Aporia
'Aporia' means 'coming to a dead end' in Greek. The cry for love faintly spreading across the desolate places indicates the dead end of 'love' that cannot be solved with logic and philosophy. Jung Lee expects viewers to have a short but impressive trip daydreaming of their own love stories through this combination of neon, landscape and text.
The series 'Aporia' takes its motif from 'A Lover's Discourse' by Roland Barthes. In this essay, Barthes discusses the dilemma experienced by people who fall in love. If you fall in love, your beloved becomes a sort of mystery so that you will ceaselessly try to figure out the reasons for your feelings for him or her and to interpret them.

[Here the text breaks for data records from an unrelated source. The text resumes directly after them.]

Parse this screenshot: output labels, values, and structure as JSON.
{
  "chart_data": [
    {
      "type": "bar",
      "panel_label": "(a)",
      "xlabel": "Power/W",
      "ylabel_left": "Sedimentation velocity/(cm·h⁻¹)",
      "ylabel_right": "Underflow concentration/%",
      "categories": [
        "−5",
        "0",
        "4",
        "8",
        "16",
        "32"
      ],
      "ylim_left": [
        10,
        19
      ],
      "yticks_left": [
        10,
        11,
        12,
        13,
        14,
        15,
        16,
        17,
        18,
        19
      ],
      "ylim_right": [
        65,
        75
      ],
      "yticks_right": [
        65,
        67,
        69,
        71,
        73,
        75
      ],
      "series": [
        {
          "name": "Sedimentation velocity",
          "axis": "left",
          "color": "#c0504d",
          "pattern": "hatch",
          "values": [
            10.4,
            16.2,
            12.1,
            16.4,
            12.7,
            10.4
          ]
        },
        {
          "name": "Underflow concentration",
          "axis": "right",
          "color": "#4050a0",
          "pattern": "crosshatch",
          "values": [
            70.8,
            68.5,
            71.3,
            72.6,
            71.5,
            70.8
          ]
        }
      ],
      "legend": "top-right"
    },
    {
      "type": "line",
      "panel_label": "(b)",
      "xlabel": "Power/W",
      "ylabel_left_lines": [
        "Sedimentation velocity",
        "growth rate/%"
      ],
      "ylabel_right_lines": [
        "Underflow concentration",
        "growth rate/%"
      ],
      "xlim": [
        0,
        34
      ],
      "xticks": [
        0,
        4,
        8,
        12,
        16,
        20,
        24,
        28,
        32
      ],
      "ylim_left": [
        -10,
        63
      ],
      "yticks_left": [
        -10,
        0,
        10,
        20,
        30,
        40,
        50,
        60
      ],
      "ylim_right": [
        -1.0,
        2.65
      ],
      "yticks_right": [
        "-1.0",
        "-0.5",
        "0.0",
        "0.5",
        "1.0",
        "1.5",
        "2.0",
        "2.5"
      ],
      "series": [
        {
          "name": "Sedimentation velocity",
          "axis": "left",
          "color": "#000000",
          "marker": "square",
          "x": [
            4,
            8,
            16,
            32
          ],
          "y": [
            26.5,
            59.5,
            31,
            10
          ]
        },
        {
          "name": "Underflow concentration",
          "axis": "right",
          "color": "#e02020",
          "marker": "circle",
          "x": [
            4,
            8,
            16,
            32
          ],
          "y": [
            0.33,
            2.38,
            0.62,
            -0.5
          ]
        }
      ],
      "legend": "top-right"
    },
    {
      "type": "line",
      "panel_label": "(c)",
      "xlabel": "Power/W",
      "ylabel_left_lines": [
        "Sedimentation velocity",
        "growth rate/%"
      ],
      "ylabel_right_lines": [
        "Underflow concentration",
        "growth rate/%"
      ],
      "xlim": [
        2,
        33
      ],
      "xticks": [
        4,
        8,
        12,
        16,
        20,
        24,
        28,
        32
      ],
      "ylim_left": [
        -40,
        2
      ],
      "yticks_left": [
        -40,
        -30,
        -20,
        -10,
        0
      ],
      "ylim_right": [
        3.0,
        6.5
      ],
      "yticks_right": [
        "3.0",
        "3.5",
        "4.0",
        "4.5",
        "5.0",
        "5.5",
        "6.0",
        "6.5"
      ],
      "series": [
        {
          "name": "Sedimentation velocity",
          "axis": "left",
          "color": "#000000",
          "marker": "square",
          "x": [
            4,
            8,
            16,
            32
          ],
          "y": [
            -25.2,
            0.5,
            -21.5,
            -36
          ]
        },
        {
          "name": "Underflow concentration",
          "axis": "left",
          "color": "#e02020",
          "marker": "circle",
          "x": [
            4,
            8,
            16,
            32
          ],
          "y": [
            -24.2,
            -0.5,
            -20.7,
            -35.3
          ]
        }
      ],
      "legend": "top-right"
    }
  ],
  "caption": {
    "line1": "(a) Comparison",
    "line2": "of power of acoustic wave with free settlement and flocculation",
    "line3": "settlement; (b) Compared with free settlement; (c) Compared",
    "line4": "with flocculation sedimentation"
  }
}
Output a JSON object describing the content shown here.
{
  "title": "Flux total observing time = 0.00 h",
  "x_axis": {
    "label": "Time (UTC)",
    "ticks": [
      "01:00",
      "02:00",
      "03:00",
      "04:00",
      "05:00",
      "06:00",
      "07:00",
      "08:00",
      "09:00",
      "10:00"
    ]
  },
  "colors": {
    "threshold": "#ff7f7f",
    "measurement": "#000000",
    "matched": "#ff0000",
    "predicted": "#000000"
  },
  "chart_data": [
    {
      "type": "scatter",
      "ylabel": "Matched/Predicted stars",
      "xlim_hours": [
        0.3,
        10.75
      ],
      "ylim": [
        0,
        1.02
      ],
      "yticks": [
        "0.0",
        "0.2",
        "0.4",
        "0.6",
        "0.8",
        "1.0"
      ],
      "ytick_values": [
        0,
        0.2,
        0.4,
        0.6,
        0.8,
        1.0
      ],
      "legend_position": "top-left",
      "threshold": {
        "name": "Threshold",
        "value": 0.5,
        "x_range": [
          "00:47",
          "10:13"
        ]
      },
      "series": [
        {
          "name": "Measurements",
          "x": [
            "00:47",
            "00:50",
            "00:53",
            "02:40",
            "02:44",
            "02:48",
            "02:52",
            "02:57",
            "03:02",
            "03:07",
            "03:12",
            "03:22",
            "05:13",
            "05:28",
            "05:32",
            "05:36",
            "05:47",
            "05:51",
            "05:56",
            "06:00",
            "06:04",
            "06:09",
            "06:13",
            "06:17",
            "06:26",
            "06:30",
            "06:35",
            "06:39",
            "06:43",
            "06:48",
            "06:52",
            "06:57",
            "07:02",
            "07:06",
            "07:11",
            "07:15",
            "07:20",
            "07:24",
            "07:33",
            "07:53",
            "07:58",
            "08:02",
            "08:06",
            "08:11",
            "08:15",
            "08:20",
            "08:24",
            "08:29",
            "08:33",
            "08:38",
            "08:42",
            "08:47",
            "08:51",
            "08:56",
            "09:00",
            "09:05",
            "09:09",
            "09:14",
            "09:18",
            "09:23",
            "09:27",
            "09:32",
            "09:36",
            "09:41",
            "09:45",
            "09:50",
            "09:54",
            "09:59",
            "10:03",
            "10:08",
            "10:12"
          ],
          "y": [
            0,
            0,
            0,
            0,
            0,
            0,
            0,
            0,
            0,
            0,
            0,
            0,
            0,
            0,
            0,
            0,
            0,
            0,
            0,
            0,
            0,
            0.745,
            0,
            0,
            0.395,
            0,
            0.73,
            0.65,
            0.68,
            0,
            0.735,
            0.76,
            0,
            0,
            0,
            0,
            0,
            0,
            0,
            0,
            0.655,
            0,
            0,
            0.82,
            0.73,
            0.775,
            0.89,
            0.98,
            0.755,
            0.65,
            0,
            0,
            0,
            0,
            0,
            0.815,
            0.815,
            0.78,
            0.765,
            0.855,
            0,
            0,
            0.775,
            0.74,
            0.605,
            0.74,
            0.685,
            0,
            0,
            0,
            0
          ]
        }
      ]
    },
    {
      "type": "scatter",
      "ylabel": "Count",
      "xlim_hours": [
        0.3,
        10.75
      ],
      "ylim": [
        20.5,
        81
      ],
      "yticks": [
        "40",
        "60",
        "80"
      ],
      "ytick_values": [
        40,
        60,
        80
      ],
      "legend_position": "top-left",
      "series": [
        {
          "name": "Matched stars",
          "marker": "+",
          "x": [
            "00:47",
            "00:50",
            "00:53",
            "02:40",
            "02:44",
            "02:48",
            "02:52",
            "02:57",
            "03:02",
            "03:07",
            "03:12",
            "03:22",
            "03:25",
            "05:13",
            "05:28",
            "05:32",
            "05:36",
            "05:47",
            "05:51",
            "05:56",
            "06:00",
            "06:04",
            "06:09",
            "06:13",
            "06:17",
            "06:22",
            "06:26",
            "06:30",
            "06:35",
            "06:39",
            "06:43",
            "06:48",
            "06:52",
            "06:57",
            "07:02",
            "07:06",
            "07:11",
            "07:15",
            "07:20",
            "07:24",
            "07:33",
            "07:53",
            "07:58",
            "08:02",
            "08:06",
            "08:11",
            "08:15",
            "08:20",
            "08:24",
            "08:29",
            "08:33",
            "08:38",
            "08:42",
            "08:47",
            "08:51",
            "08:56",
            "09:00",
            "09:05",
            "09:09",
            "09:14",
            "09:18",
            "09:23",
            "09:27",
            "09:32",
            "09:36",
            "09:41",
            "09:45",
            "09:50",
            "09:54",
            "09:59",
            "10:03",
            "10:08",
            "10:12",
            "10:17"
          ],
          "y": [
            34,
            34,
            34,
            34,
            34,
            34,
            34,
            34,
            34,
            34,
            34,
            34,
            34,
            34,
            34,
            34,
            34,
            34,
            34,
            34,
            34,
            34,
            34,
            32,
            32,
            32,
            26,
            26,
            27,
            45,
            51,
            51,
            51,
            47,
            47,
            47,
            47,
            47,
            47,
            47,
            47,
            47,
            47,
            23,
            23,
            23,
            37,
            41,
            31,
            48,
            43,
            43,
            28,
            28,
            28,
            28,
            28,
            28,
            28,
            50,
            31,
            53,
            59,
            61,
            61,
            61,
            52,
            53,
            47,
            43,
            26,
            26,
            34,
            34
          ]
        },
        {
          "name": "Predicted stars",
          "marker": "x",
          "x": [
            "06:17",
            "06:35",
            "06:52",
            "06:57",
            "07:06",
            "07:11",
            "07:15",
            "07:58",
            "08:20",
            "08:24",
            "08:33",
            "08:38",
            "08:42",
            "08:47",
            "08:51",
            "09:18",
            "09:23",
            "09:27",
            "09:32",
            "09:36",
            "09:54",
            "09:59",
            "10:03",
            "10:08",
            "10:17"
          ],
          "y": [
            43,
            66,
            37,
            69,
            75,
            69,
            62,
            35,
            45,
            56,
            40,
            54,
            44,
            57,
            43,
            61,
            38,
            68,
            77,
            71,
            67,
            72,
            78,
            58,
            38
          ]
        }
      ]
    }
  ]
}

The desire to express your love produces lies and conflicts and leads to a dead end that is a love. As you endlessly consume the trite words of love, the object of your affection will eventually become the love itself instead of love. The sweet nothings being reiterated in the air, unable to reach anyone between you and me, seem to ironically reveal the solitude and sorrow of people in contemporary society.
Jung Lee began imaging the emptiness and lonesomeness behind the glowing neon signs of the city. And she started collecting the expressions of love and hatred that can be commonly found on the internet, TV or movies. What would happen if you took those common phrases into unknown deserted places? She created text with neon and placed them in this type of landscape. These hackneyed and banal phrases meet the deserted places – ushering you into a beautifully sparking moment.